Num outro dia, fiz um prato típico meu. É um prato que ficou consagrado pelos 10 gatos pingados que o provaram, o Cordeirinho. São costeletinhas assadas numa marinada de ervas frescas (menta ou hortelã, sempre) e alguma bebida como cachaça, conhaque ou rum, ou... Não lembro quantas vezes fiz e é sempre muito bom. Mas desta vez, na hora de abrir o pacote vi que a carne tinha vencido... óntem. Era só um dia, o aspecto e o cheiro estavam bons, consultei os envolvidos e, de comum acordo, resolvemos arriscar. De fato, a carne estava em bom estado, todo mundo comeu, e ninguém passou mal. Eu não comi.

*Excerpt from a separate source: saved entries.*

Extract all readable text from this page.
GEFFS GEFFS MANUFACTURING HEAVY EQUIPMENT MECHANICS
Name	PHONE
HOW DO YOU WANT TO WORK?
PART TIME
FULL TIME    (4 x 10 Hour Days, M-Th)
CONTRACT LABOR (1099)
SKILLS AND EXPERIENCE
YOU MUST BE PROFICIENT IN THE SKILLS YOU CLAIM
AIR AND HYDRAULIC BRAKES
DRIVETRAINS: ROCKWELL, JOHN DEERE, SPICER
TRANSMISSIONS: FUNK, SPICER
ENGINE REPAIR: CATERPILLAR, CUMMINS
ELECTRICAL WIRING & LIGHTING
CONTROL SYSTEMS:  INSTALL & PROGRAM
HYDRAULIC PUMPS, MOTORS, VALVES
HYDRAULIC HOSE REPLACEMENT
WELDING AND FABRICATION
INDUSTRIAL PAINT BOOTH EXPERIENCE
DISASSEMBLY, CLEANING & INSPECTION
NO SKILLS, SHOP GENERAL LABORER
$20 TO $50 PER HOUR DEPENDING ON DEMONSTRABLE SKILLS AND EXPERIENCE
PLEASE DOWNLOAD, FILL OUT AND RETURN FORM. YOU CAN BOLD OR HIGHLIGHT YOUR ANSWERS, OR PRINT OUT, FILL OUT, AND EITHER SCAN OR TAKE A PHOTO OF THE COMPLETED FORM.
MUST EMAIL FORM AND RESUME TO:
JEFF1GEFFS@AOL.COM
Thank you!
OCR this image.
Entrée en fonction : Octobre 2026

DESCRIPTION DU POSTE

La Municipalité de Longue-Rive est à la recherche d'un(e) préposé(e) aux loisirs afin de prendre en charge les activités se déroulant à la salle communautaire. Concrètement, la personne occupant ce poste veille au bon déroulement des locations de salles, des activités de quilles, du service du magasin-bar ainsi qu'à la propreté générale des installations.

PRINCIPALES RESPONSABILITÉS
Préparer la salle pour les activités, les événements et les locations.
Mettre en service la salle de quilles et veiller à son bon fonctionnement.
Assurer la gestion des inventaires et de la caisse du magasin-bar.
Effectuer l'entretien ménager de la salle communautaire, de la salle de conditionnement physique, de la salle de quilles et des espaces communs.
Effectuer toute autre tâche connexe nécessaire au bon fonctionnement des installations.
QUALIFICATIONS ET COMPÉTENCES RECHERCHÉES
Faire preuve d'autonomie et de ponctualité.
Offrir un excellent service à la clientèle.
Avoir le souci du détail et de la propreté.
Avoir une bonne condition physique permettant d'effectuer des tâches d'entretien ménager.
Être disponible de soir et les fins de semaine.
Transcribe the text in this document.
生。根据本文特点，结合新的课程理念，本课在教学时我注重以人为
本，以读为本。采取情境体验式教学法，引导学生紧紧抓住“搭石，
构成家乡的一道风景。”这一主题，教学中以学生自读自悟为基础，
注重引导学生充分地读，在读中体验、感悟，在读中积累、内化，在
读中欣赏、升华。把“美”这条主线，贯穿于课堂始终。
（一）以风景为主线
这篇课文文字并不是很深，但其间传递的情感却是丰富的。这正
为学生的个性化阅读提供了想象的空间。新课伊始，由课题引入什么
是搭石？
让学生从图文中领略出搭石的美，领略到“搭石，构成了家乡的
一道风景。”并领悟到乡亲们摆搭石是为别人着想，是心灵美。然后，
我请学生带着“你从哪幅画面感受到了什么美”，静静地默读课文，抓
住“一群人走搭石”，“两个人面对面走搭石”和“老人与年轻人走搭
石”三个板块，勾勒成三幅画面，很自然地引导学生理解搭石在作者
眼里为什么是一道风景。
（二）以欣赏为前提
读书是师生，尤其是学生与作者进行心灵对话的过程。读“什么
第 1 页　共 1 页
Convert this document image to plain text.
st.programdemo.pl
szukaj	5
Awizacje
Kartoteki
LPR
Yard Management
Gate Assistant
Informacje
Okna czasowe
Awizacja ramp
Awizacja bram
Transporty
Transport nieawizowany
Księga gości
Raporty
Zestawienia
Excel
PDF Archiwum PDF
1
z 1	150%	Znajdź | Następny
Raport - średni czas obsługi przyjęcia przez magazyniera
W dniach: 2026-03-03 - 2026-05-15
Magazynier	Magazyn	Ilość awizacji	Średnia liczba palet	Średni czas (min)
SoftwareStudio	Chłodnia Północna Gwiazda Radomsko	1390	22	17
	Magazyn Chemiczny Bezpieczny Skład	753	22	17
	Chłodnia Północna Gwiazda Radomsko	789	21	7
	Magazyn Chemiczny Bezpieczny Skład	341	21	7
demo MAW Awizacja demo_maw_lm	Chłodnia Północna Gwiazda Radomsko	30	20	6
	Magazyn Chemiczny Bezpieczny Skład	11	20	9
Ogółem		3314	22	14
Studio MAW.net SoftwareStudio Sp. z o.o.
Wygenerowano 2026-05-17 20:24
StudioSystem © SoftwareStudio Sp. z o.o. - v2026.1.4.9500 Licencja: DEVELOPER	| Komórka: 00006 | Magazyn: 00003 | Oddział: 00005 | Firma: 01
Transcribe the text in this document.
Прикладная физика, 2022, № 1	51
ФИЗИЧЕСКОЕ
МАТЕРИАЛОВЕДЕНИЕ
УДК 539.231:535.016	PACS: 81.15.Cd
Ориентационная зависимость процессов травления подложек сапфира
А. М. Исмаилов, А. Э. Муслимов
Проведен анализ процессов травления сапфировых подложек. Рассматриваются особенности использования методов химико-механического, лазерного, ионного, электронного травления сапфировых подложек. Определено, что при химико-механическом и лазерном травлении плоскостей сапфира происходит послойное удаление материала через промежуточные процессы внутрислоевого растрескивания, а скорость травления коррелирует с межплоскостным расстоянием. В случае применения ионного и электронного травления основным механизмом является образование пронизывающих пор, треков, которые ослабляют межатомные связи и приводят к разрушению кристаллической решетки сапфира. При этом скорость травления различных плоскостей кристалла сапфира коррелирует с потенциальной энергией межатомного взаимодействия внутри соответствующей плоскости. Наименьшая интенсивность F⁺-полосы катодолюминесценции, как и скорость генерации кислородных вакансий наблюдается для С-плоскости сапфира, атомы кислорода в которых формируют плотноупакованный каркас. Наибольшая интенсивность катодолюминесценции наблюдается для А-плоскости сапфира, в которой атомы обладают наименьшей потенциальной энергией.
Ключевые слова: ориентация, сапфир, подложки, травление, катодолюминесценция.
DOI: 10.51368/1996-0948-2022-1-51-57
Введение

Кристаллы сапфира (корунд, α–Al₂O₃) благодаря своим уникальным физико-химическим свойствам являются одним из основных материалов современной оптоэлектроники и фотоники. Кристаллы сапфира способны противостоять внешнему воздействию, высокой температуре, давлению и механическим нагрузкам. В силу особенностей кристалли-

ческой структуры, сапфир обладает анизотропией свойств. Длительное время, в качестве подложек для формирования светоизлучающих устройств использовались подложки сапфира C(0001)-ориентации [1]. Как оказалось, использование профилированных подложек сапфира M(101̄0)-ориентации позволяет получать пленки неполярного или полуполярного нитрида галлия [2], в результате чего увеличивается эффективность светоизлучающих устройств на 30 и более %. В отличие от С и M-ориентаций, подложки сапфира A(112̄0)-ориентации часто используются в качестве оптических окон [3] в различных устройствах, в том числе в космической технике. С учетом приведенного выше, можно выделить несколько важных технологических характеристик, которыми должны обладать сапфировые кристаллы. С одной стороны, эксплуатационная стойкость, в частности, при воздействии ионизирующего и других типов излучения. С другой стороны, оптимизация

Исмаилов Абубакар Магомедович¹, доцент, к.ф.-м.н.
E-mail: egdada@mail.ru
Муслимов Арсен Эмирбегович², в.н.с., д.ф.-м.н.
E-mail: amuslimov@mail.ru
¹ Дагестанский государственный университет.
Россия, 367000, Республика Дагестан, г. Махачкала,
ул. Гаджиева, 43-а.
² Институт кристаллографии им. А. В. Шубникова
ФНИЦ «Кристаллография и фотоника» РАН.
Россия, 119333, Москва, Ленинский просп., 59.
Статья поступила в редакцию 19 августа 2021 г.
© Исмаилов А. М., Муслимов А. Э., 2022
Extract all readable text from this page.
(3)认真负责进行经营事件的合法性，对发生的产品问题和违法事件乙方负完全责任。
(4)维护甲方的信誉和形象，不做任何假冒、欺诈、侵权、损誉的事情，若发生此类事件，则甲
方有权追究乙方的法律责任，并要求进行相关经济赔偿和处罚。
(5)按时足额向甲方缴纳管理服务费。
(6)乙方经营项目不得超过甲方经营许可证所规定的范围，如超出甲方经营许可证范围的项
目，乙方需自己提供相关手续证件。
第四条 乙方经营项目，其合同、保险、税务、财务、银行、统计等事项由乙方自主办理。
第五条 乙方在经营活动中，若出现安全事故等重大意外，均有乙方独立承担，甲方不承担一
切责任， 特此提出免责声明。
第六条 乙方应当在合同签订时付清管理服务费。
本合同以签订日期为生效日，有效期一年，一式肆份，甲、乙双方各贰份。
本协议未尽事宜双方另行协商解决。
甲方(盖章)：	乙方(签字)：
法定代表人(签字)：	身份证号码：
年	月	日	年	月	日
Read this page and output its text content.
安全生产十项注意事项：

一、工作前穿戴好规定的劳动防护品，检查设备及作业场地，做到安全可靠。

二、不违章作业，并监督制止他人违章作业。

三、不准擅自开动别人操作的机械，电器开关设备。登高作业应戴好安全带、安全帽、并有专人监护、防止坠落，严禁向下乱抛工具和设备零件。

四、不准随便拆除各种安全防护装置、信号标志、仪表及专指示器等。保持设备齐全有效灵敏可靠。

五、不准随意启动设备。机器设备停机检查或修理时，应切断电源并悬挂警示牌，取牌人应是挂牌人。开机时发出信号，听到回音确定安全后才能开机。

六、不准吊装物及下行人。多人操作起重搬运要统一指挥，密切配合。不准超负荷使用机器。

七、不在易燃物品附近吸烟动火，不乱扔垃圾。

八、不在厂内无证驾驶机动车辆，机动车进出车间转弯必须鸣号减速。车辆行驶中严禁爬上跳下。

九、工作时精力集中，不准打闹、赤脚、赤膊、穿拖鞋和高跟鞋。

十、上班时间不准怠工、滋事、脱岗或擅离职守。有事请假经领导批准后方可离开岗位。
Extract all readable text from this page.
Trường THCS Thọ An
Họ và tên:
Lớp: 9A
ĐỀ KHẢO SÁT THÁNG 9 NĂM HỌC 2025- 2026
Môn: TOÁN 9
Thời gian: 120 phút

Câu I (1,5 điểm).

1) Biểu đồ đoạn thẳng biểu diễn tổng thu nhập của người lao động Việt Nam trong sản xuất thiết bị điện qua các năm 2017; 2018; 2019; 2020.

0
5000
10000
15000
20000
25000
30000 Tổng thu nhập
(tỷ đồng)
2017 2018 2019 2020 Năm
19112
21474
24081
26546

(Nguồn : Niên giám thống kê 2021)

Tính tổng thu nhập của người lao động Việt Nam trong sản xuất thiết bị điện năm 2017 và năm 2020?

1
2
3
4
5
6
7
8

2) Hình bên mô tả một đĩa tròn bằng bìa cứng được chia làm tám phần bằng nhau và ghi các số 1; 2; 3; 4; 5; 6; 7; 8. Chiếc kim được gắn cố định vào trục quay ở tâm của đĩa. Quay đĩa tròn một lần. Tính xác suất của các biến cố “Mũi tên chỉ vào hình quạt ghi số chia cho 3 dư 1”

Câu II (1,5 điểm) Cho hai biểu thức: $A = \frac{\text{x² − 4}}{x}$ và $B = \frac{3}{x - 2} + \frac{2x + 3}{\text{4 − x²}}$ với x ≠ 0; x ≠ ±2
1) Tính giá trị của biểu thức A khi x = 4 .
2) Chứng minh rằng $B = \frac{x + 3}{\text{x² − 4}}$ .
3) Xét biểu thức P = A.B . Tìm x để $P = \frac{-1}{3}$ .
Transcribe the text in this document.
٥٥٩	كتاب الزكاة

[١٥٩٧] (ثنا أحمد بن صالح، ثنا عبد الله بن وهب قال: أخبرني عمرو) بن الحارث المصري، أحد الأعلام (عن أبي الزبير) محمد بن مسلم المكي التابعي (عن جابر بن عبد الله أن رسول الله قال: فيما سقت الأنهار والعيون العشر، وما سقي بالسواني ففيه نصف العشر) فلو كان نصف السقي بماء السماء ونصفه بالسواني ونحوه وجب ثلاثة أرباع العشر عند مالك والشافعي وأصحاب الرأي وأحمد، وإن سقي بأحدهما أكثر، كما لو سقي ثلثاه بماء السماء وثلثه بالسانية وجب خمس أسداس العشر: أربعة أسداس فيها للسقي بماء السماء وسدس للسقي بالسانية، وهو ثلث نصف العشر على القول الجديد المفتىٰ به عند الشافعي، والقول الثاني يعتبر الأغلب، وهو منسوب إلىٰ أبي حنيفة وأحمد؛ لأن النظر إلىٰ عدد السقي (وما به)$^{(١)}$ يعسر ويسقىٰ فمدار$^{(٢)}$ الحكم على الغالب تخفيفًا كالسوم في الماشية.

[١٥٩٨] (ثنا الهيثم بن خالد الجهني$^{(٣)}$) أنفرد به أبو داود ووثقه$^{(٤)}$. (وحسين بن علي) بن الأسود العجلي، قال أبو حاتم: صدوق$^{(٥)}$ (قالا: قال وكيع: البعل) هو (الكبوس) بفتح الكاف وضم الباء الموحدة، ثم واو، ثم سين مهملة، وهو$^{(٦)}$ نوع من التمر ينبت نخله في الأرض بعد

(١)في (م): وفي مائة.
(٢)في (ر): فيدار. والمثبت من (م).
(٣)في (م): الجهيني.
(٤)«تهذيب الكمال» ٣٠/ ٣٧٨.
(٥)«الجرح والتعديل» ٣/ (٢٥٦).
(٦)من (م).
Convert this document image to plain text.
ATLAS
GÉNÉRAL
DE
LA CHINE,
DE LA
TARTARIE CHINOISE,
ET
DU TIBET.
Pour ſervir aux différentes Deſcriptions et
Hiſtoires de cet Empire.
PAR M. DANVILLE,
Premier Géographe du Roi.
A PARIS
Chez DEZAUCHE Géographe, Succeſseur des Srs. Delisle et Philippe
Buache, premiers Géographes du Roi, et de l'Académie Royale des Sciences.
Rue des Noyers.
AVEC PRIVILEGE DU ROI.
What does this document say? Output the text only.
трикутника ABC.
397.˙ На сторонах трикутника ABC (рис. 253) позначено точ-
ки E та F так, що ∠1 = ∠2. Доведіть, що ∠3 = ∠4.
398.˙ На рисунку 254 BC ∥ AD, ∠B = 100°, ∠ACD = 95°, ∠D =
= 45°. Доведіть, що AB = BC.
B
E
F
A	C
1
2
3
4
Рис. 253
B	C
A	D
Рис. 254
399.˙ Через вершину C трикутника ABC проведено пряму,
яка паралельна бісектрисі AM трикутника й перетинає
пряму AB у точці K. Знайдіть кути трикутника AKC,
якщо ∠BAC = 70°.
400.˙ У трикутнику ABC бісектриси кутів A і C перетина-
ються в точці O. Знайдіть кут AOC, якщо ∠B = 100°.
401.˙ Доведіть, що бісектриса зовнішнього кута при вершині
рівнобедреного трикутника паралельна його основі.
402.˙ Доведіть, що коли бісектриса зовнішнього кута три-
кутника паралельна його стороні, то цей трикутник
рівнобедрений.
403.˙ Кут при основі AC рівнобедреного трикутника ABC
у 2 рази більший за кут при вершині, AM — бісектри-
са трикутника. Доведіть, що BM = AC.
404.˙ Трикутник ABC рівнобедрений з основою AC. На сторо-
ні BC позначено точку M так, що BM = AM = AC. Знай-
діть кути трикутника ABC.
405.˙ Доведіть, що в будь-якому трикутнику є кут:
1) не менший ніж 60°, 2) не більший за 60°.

Na verdade nunca acreditei no prato, fiquei deprimida desde o inicio pela imoralidade sanitaria que estava cometendo e preparei desconfiada, asséptica, sentindo culpa e olhando o forno com curiosidade clínica. A carne estava boa, mas eu gorei o prato com minha desconfiança. Nunca devia tê-lo feito. Tenho vergonha de contar isso. E é claro que não ficou bom. Eram costeletas tristes e acanhadas desmaiadas na travessa, e não suculentas, irresistíveis e obscenas costeletinhas derretidas em seu molho, como de costume. Como cozinheira, um erro fatal. Não repetí-lo virou questão de honra.


...


Antes de voltar pra casa, fechamos o carnaval com chave de fenda. Um lanchinho improvisado com restos de geladeira, salada, arroz integral, ratatouille e ovo caipira frito. Uma delicia. O Prima Donna foi parar dentro da salada junto com o presunto defumado e o arroz virou uma papa deliciosa misturada aos sucos do ratatouille, e no centro aquele ovo solar regado de sal e pimenta preta recem moida.